Пётр Евсеевич Ильский

   Возвратившись домой, я застал довольно странную картину. Пётр Евсеевич Ильский уже пришёл к нам на военный совет перед Бородинским сражением, но в этом ничего необычного не было. Обыкновенно спокойный и рассудительный Пётр Евсеевич сидел в кресле красный, как рак, а его причёска потеряла свой ничем не примечательный, но естественный вид из-за того, что Ильский временами судорожно проводил по ней пятернёй. Судя по всему Лев Николаевич, сидящий в кресле напротив, пытался умиротворить собеседника, однако тот разволновался не на шутку и лишь немного успокоился, отвлёкшись на рукопожатие со мной.

   – Вы, Лев Николаевич, говорите невозможные вещи. Поймите, что большая часть того, что вы написали с Михаилом Ивановичем в плане нашей защиты, квалифицируется как провокация, шантаж и запугивание свидетелей обвинения.

   – Так оно и есть, – отвечал Измайлов, – только мы не будем подавать свои действия, как запугивание и провокацию, а аккуратно облечём их в скучные судебные формулировки. А, кроме того, идеи для манипуляции свидетелями нам подбросил профессор юридического факультета и наставник Михаила Ивановича по судебному делу Гремин.
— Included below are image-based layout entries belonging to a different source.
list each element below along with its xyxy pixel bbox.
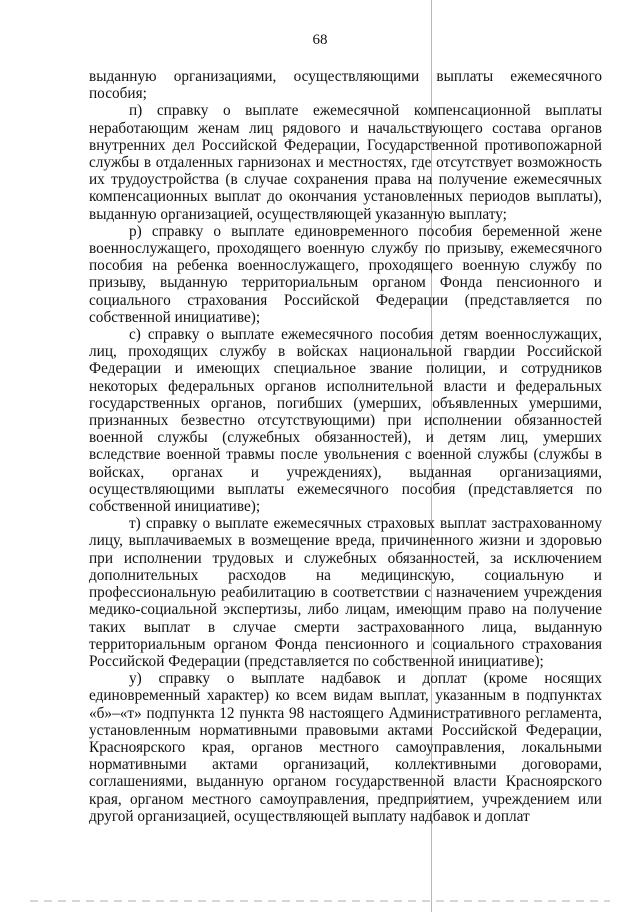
page-number: 68 xyxy=(312,32,328,48)
scan-artifact xyxy=(30,900,610,902)
paragraph-item-p: п) справку о выплате ежемесячной компенсационной выплаты неработающим женам лиц рядового и начальствующего состава органов внутренних дел Российской Федерации, Государственной противопожарной службы в отдаленных гарнизонах и местностях, где отсутствует возможность их трудоустройства (в случае сохранения права на получение ежемесячных компенсационных выплат до окончания установленных периодов выплаты), выданную организацией, осуществляющей указанную выплату; xyxy=(89,102,602,223)
paragraph-continuation: выданную организациями, осуществляющими выплаты ежемесячного пособия; xyxy=(89,68,602,103)
paragraph-item-u: у) справку о выплате надбавок и доплат (кроме носящих единовременный характер) ко всем видам выплат, указанным в подпунктах «б»–«т» подпункта 12 пункта 98 настоящего Административного регламента, установленным нормативными правовыми актами Российской Федерации, Красноярского края, органов местного самоуправления, локальными нормативными актами организаций, коллективными договорами, соглашениями, выданную органом государственной власти Красноярского края, органом местного самоуправления, предприятием, учреждением или другой организацией, осуществляющей выплату надбавок и доплат xyxy=(89,670,602,825)
paragraph-item-t: т) справку о выплате ежемесячных страховых выплат застрахованному лицу, выплачиваемых в возмещение вреда, причиненного жизни и здоровью при исполнении трудовых и служебных обязанностей, за исключением дополнительных расходов на медицинскую, социальную и профессиональную реабилитацию в соответствии с назначением учреждения медико-социальной экспертизы, либо лицам, имеющим право на получение таких выплат в случае смерти застрахованного лица, выданную территориальным органом Фонда пенсионного и социального страхования Российской Федерации (представляется по собственной инициативе); xyxy=(89,515,602,670)
document-body xyxy=(89,68,602,825)
paragraph-item-s: с) справку о выплате ежемесячного пособия детям военнослужащих, лиц, проходящих службу в войсках национальной гвардии Российской Федерации и имеющих специальное звание полиции, и сотрудников некоторых федеральных органов исполнительной власти и федеральных государственных органов, погибших (умерших, объявленных умершими, признанных безвестно отсутствующими) при исполнении обязанностей военной службы (служебных обязанностей), и детям лиц, умерших вследствие военной травмы после увольнения с военной службы (службы в войсках, органах и учреждениях), выданная организациями, осуществляющими выплаты ежемесячного пособия (представляется по собственной инициативе); xyxy=(89,326,602,516)
paragraph-item-r: р) справку о выплате единовременного пособия беременной жене военнослужащего, проходящего военную службу по призыву, ежемесячного пособия на ребенка военнослужащего, проходящего военную службу по призыву, выданную территориальным органом Фонда пенсионного и социального страхования Российской Федерации (представляется по собственной инициативе); xyxy=(89,222,602,326)
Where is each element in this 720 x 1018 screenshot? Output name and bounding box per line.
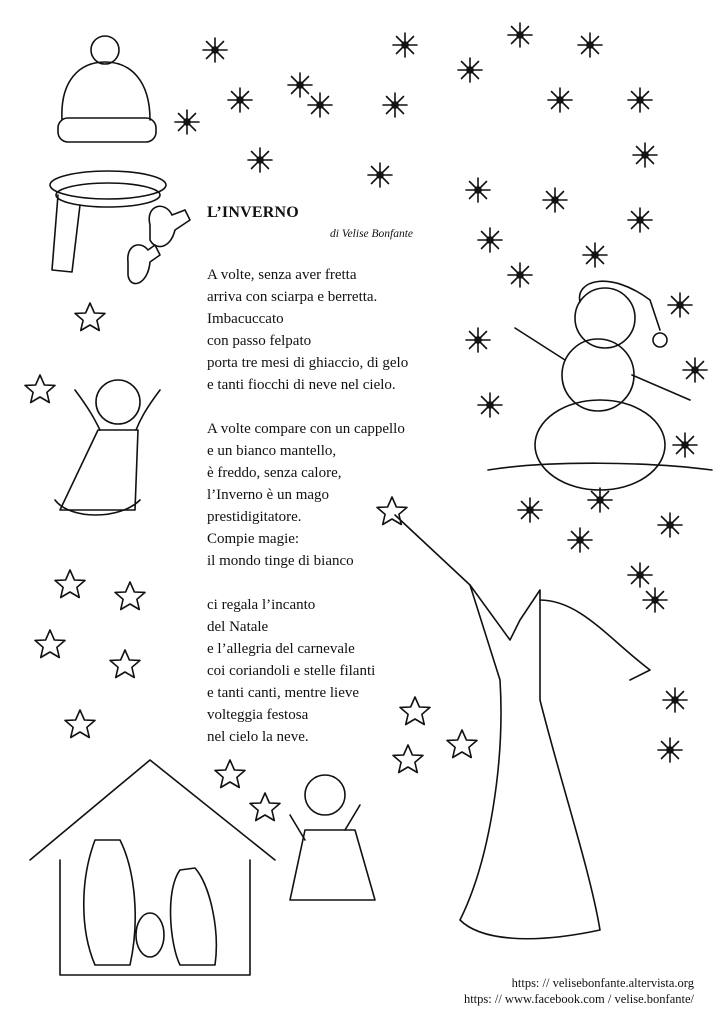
website-link[interactable]: https: // velisebonfante.altervista.org: [511, 976, 694, 990]
poem-line: A volte, senza aver fretta: [207, 267, 357, 283]
footer-links: [464, 975, 694, 1007]
poem-line: arriva con sciarpa e berretta.: [207, 289, 378, 305]
scarf-illustration: [50, 171, 166, 272]
poem-line: l’Inverno è un mago: [207, 487, 330, 503]
angel-illustration-left: [55, 380, 160, 515]
stanza-3: [207, 594, 507, 748]
snowman-illustration: [488, 281, 712, 490]
mittens-illustration: [128, 206, 190, 283]
poem-line: A volte compare con un cappello: [207, 421, 405, 437]
facebook-link[interactable]: https: // www.facebook.com / velise.bonfante/: [463, 992, 694, 1006]
poem-line: e l’allegria del carnevale: [207, 641, 355, 657]
poem-author: di Velise Bonfante: [330, 228, 414, 240]
poem-line: con passo felpato: [207, 333, 312, 349]
wool-hat-illustration: [58, 36, 156, 142]
poem-body: [207, 264, 507, 770]
poem-line: prestidigitatore.: [207, 509, 302, 525]
poem-line: e tanti fiocchi di neve nel cielo.: [207, 377, 396, 393]
angel-illustration-bottom: [290, 775, 375, 900]
poem-title: L’INVERNO: [207, 204, 299, 221]
poem-line: Imbacuccato: [207, 311, 284, 327]
poem-line: il mondo tinge di bianco: [207, 553, 354, 569]
poem-line: ci regala l’incanto: [207, 597, 316, 613]
stanza-1: [207, 264, 507, 396]
poem-line: e tanti canti, mentre lieve: [207, 685, 360, 701]
poem-line: del Natale: [207, 619, 269, 635]
stanza-2: [207, 418, 507, 572]
poem-line: è freddo, senza calore,: [207, 465, 342, 481]
poem-line: porta tre mesi di ghiaccio, di gelo: [207, 355, 409, 371]
poem-line: coi coriandoli e stelle filanti: [207, 663, 376, 679]
poem-line: volteggia festosa: [207, 707, 309, 723]
poem-line: e un bianco mantello,: [207, 443, 337, 459]
poem-line: nel cielo la neve.: [207, 729, 309, 745]
poem-line: Compie magie:: [207, 531, 300, 547]
nativity-illustration: [30, 760, 275, 975]
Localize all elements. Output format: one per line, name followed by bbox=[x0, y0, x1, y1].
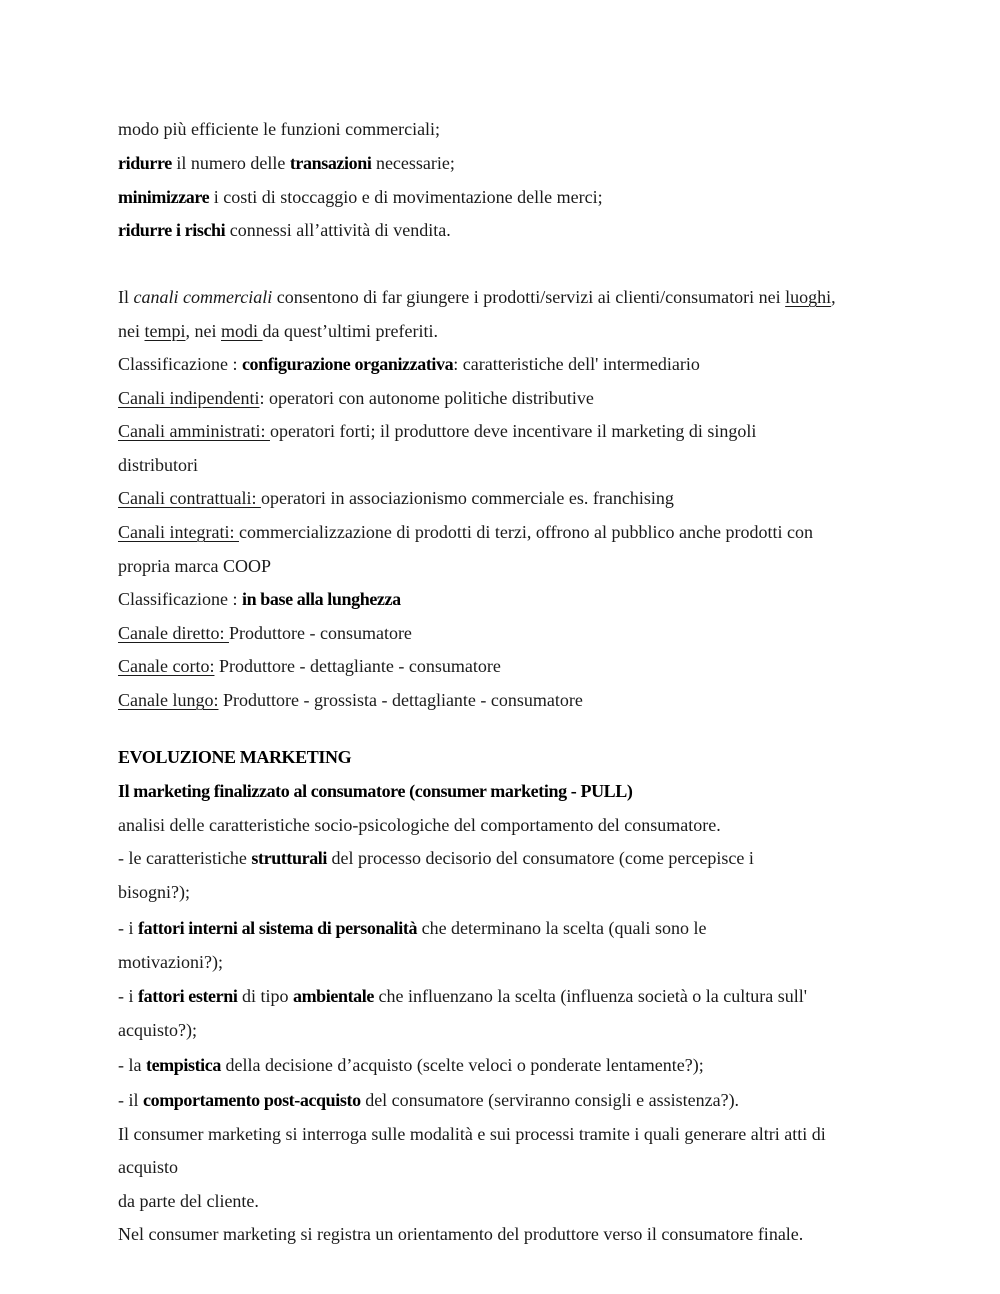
text-span: da parte del cliente. bbox=[118, 1191, 259, 1211]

   – Милое дело! – воскликнул адвокат. – Гремин сидит на тёплой кафедре и не дует ни в один ус, а мне придётся смотреть в глаза Гедеонову (а он почтенный человек) и присяжным, среди которых тоже есть немало достойных людей. Это уму непостижимо! – вновь взорвался он. – Подобные штуки никто не выделывает, кроме… – он вдруг замолчал.

   – Кроме… – мягко подбодрил его мой друг.

   – Кроме Штолле, – пробурчал Ильский.

   – Именно! – Измайлов даже встал. – Как мы победим шулера честными приёмами? Как мы поймаем лжеца, – я имею в виду свидетеля, – если не подстроим ему ловушку?